The North Carolina Women’s Report Card, released this week by the UNC-Chapel Hill Center for Women’s Health Research, also found Black women were significantly more likely than white women to be obese.
It says 34 percent of all women in the state are obese with another 31 percent overweight — for a total of 65 percent.
The report finds 61 percent of white women fall into one of those two categories, compared to 81 percent of Black women.
More than half of Black women are obese, and they are 70 percent more likely than white women to be obese, the study finds, calling it “undoubtedly a major contributor” to the finding that 45 percent of Black women in the state have high blood pressure.
The report card is released every two years and is based on data from state health behavior surveys, vital statistics, and disease reporting systems from Carolina Demography, a division of the Carolina Population Center.
The report did find some positives, especially in the areas of preventative care and preterm birth.

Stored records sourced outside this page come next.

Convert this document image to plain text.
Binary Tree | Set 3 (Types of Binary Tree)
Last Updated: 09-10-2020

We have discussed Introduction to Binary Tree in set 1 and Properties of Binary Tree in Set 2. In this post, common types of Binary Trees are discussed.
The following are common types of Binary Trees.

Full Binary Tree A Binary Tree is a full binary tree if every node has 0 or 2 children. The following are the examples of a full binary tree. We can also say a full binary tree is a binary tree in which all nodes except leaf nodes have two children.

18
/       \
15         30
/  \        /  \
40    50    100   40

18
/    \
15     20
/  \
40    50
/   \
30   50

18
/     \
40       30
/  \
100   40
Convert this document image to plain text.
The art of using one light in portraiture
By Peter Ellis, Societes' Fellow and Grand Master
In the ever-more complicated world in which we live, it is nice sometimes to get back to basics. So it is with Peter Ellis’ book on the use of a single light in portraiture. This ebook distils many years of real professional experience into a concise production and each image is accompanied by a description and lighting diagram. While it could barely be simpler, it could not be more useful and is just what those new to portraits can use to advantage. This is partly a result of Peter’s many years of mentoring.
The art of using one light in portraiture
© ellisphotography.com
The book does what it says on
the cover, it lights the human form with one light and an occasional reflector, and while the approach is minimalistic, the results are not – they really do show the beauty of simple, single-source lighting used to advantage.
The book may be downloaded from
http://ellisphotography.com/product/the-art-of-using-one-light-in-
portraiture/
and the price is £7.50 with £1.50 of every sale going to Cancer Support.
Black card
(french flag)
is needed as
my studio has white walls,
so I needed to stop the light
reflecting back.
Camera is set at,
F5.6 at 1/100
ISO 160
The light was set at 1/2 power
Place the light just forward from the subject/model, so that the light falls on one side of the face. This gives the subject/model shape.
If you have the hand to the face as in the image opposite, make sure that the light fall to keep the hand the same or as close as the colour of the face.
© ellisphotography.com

North Carolina women exceed Healthy People 2030 targets in both colorectal cancer screenings and mammograms while ranking No. 11 nationally in wellness visits and No. 12 in cervical cancer screenings. And fewer babies in the state are born preterm — at fewer than 37 weeks — than the Healthy People 2030 target of 9.4 percent.
There are about 5.3 million women in North Carolina and they outnumber men by about 300,000. The average life expectancy is nearly 81 years and it ranges from 84.3 years in Orange and Transylvania counties to 74.1 years in Swain County.
“There are numerous conditions and diseases that affect women differently from men,” said Dr. Wendy Brewster, the center’s director. “It is important that we target our resources wisely in these gap areas to preserve the health of our entire community.”